Posted: Thu Mar 29, 2007 11:14 pm
by SilverLady(SO)
=D> Good one, Zippy! =D>

Sorta like trying to have a battle of wits with an unarmed person - but I soooo enjoy the skirmishes!! :mrgreen:

Love ya!

- SL

good conversation

Posted: Thu Mar 29, 2007 11:45 pm
by Sally
There's this unusual little bar, where you can get a free beer if you know the secret code.

The secret code works like this: you sit down at the bar. The bartender tells you a number. And you tell him another number. If it's right, you get a free beer.

For example, a customer goes up to the bar and the bartender says, "six." The customer says, "three," and he gets his free beer.

The second fellow goes up to the bar, and the bartender says, "twelve." The customer says, "six," and he gets his free beer!

A third customer sits at the bar, and the bartender says, "fourteen." The customer says, "eight." He gets a free beer.

You're sitting there.

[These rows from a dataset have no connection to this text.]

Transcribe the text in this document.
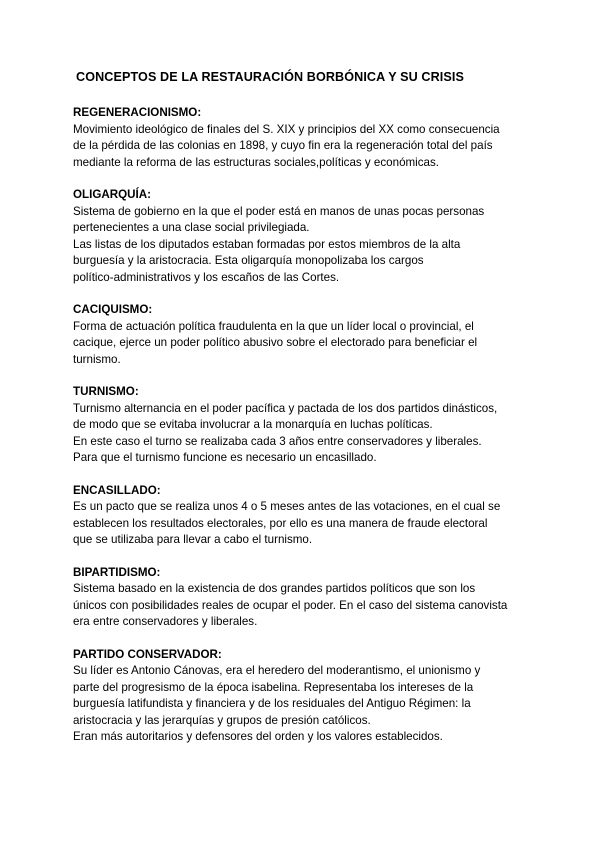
CONCEPTOS DE LA RESTAURACIÓN BORBÓNICA Y SU CRISIS
REGENERACIONISMO:
Movimiento ideológico de finales del S. XIX y principios del XX como consecuencia
de la pérdida de las colonias en 1898, y cuyo fin era la regeneración total del país
mediante la reforma de las estructuras sociales,políticas y económicas.
OLIGARQUÍA:
Sistema de gobierno en la que el poder está en manos de unas pocas personas
pertenecientes a una clase social privilegiada.
Las listas de los diputados estaban formadas por estos miembros de la alta
burguesía y la aristocracia. Esta oligarquía monopolizaba los cargos
político-administrativos y los escaños de las Cortes.
CACIQUISMO:
Forma de actuación política fraudulenta en la que un líder local o provincial, el
cacique, ejerce un poder político abusivo sobre el electorado para beneficiar el
turnismo.
TURNISMO:
Turnismo alternancia en el poder pacífica y pactada de los dos partidos dinásticos,
de modo que se evitaba involucrar a la monarquía en luchas políticas.
En este caso el turno se realizaba cada 3 años entre conservadores y liberales.
Para que el turnismo funcione es necesario un encasillado.
ENCASILLADO:
Es un pacto que se realiza unos 4 o 5 meses antes de las votaciones, en el cual se
establecen los resultados electorales, por ello es una manera de fraude electoral
que se utilizaba para llevar a cabo el turnismo.
BIPARTIDISMO:
Sistema basado en la existencia de dos grandes partidos políticos que son los
únicos con posibilidades reales de ocupar el poder. En el caso del sistema canovista
era entre conservadores y liberales.
PARTIDO CONSERVADOR:
Su líder es Antonio Cánovas, era el heredero del moderantismo, el unionismo y
parte del progresismo de la época isabelina. Representaba los intereses de la
burguesía latifundista y financiera y de los residuales del Antiguo Régimen: la
aristocracia y las jerarquías y grupos de presión católicos.
Eran más autoritarios y defensores del orden y los valores establecidos.
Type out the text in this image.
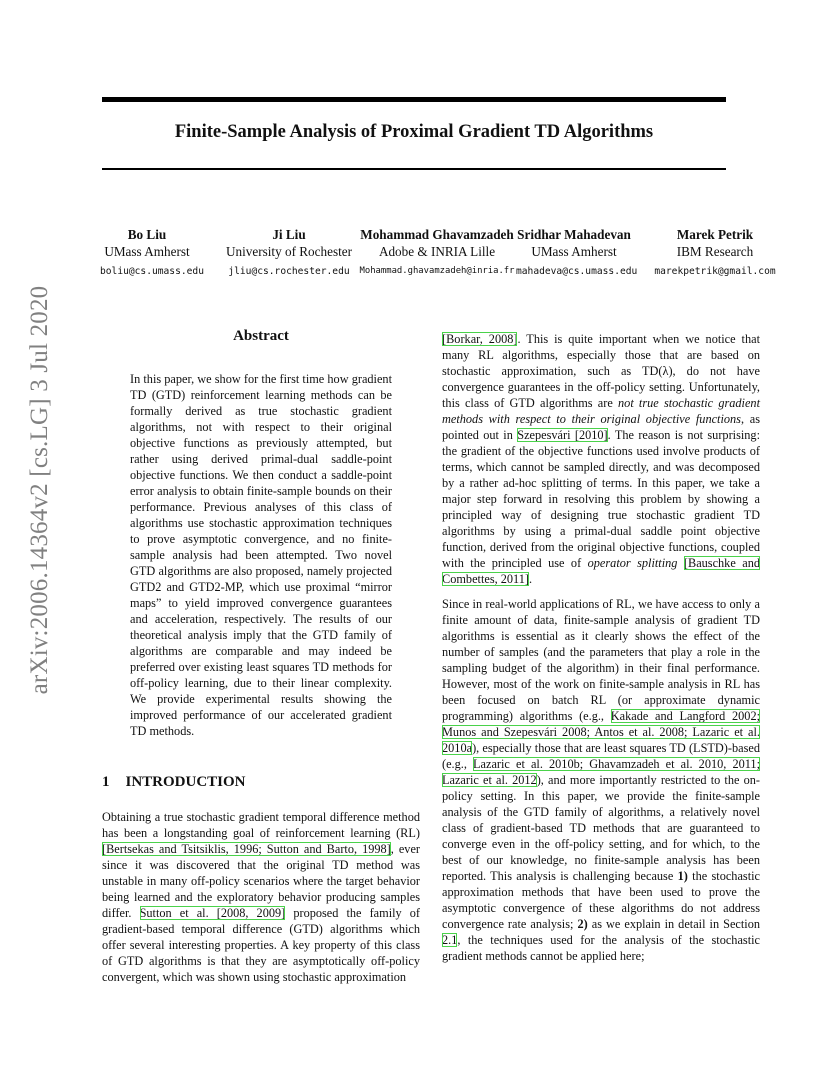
arXiv:2006.14364v2 [cs.LG] 3 Jul 2020
Finite-Sample Analysis of Proximal Gradient TD Algorithms
Bo Liu
UMass Amherst
boliu@cs.umass.edu
Ji Liu
University of Rochester
jliu@cs.rochester.edu
Mohammad Ghavamzadeh
Adobe & INRIA Lille
Mohammad.ghavamzadeh@inria.fr
Sridhar Mahadevan
UMass Amherst
mahadeva@cs.umass.edu
Marek Petrik
IBM Research
marekpetrik@gmail.com
Abstract

In this paper, we show for the first time how gradient TD (GTD) reinforcement learning methods can be formally derived as true stochastic gradient algorithms, not with respect to their original objective functions as previously attempted, but rather using derived primal-dual saddle-point objective functions. We then conduct a saddle-point error analysis to obtain finite-sample bounds on their performance. Previous analyses of this class of algorithms use stochastic approximation techniques to prove asymptotic convergence, and no finite-sample analysis had been attempted. Two novel GTD algorithms are also proposed, namely projected GTD2 and GTD2-MP, which use proximal “mirror maps” to yield improved convergence guarantees and acceleration, respectively. The results of our theoretical analysis imply that the GTD family of algorithms are comparable and may indeed be preferred over existing least squares TD methods for off-policy learning, due to their linear complexity. We provide experimental results showing the improved performance of our accelerated gradient TD methods.

1 INTRODUCTION

Obtaining a true stochastic gradient temporal difference method has been a longstanding goal of reinforcement learning (RL) [Bertsekas and Tsitsiklis, 1996; Sutton and Barto, 1998], ever since it was discovered that the original TD method was unstable in many off-policy scenarios where the target behavior being learned and the exploratory behavior producing samples differ. Sutton et al. [2008, 2009] proposed the family of gradient-based temporal difference (GTD) algorithms which offer several interesting properties. A key property of this class of GTD algorithms is that they are asymptotically off-policy convergent, which was shown using stochastic approximation

[Borkar, 2008]. This is quite important when we notice that many RL algorithms, especially those that are based on stochastic approximation, such as TD(λ), do not have convergence guarantees in the off-policy setting. Unfortunately, this class of GTD algorithms are not true stochastic gradient methods with respect to their original objective functions, as pointed out in Szepesvári [2010]. The reason is not surprising: the gradient of the objective functions used involve products of terms, which cannot be sampled directly, and was decomposed by a rather ad-hoc splitting of terms. In this paper, we take a major step forward in resolving this problem by showing a principled way of designing true stochastic gradient TD algorithms by using a primal-dual saddle point objective function, derived from the original objective functions, coupled with the principled use of operator splitting [Bauschke and Combettes, 2011].

Since in real-world applications of RL, we have access to only a finite amount of data, finite-sample analysis of gradient TD algorithms is essential as it clearly shows the effect of the number of samples (and the parameters that play a role in the sampling budget of the algorithm) in their final performance. However, most of the work on finite-sample analysis in RL has been focused on batch RL (or approximate dynamic programming) algorithms (e.g., Kakade and Langford 2002; Munos and Szepesvári 2008; Antos et al. 2008; Lazaric et al. 2010a), especially those that are least squares TD (LSTD)-based (e.g., Lazaric et al. 2010b; Ghavamzadeh et al. 2010, 2011; Lazaric et al. 2012), and more importantly restricted to the on-policy setting. In this paper, we provide the finite-sample analysis of the GTD family of algorithms, a relatively novel class of gradient-based TD methods that are guaranteed to converge even in the off-policy setting, and for which, to the best of our knowledge, no finite-sample analysis has been reported. This analysis is challenging because 1) the stochastic approximation methods that have been used to prove the asymptotic convergence of these algorithms do not address convergence rate analysis; 2) as we explain in detail in Section 2.1, the techniques used for the analysis of the stochastic gradient methods cannot be applied here;
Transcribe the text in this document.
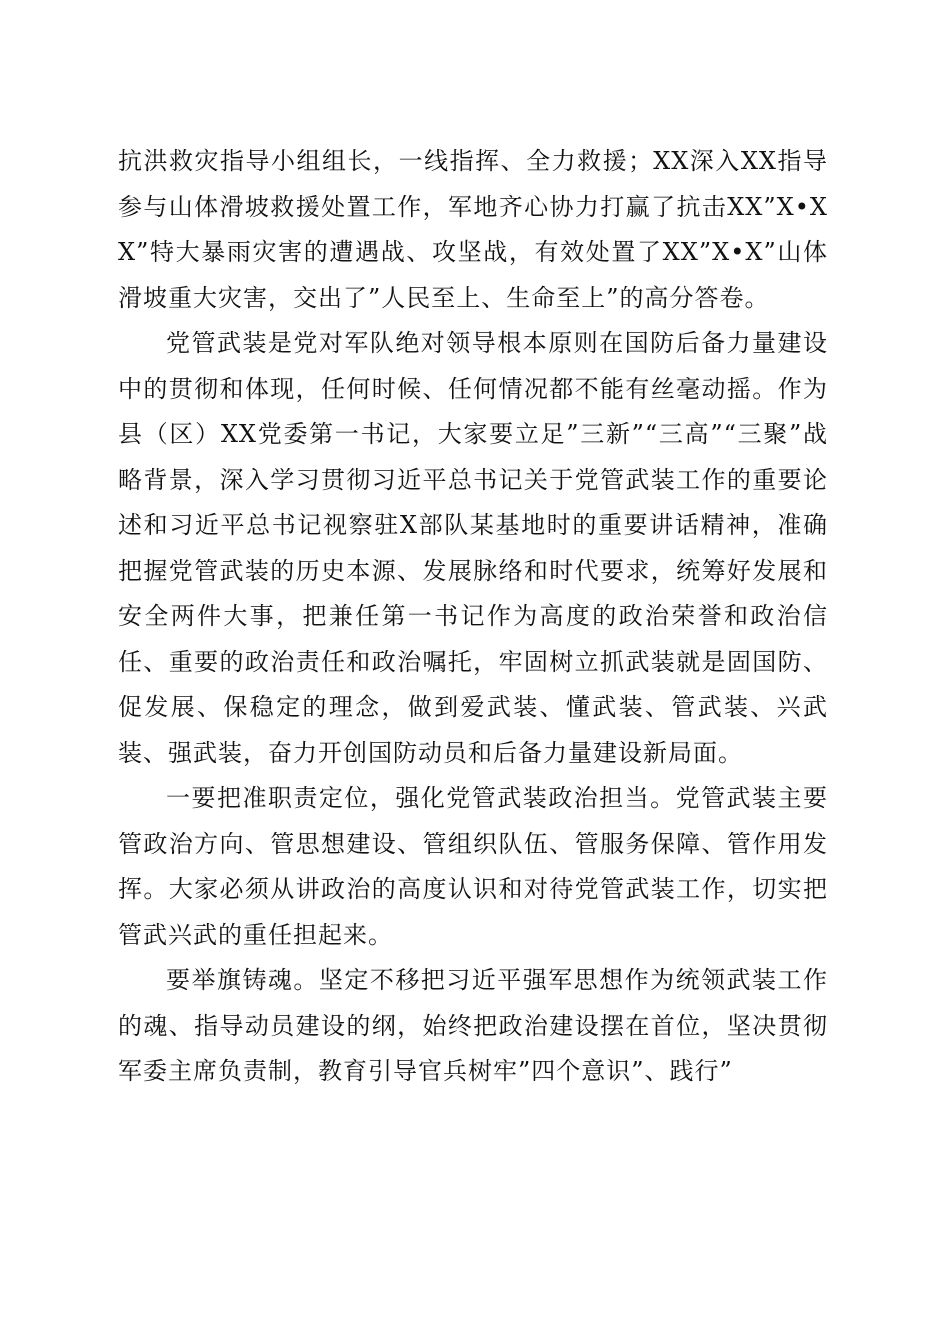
抗洪救灾指导小组组长，一线指挥、全力救援；XX深入XX指导参与山体滑坡救援处置工作，军地齐心协力打赢了抗击XX”X•XX”特大暴雨灾害的遭遇战、攻坚战，有效处置了XX”X•X”山体滑坡重大灾害，交出了”人民至上、生命至上”的高分答卷。

党管武装是党对军队绝对领导根本原则在国防后备力量建设中的贯彻和体现，任何时候、任何情况都不能有丝毫动摇。作为县（区）XX党委第一书记，大家要立足”三新”“三高”“三聚”战略背景，深入学习贯彻习近平总书记关于党管武装工作的重要论述和习近平总书记视察驻X部队某基地时的重要讲话精神，准确把握党管武装的历史本源、发展脉络和时代要求，统筹好发展和安全两件大事，把兼任第一书记作为高度的政治荣誉和政治信任、重要的政治责任和政治嘱托，牢固树立抓武装就是固国防、促发展、保稳定的理念，做到爱武装、懂武装、管武装、兴武装、强武装，奋力开创国防动员和后备力量建设新局面。

一要把准职责定位，强化党管武装政治担当。党管武装主要管政治方向、管思想建设、管组织队伍、管服务保障、管作用发挥。大家必须从讲政治的高度认识和对待党管武装工作，切实把管武兴武的重任担起来。

要举旗铸魂。坚定不移把习近平强军思想作为统领武装工作的魂、指导动员建设的纲，始终把政治建设摆在首位，坚决贯彻军委主席负责制，教育引导官兵树牢”四个意识”、践行”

The bartender turns to you and says, "twenty two."

What's your answer for a free beer?

Posted: Fri Mar 30, 2007 7:50 pm
by Connie
Nine

good conversation

Posted: Fri Mar 30, 2007 9:18 pm
by Sally
you got it Connie.

Posted: Fri Mar 30, 2007 10:15 pm
by Virginia
What is this - make fun of blonds?? I guessed "Tuesday!" No free beer? Darn, well I have other assets to get a free beer!
Rock on ladies!
Virginia



No it is not my .357 Colt Python!

Posted: Sun Apr 01, 2007 11:54 am
by KathyB
Funny, I'd have said fourteen. #-o

(Would someone please tell me why it's nine? I seem to be a strawberry blonde today.)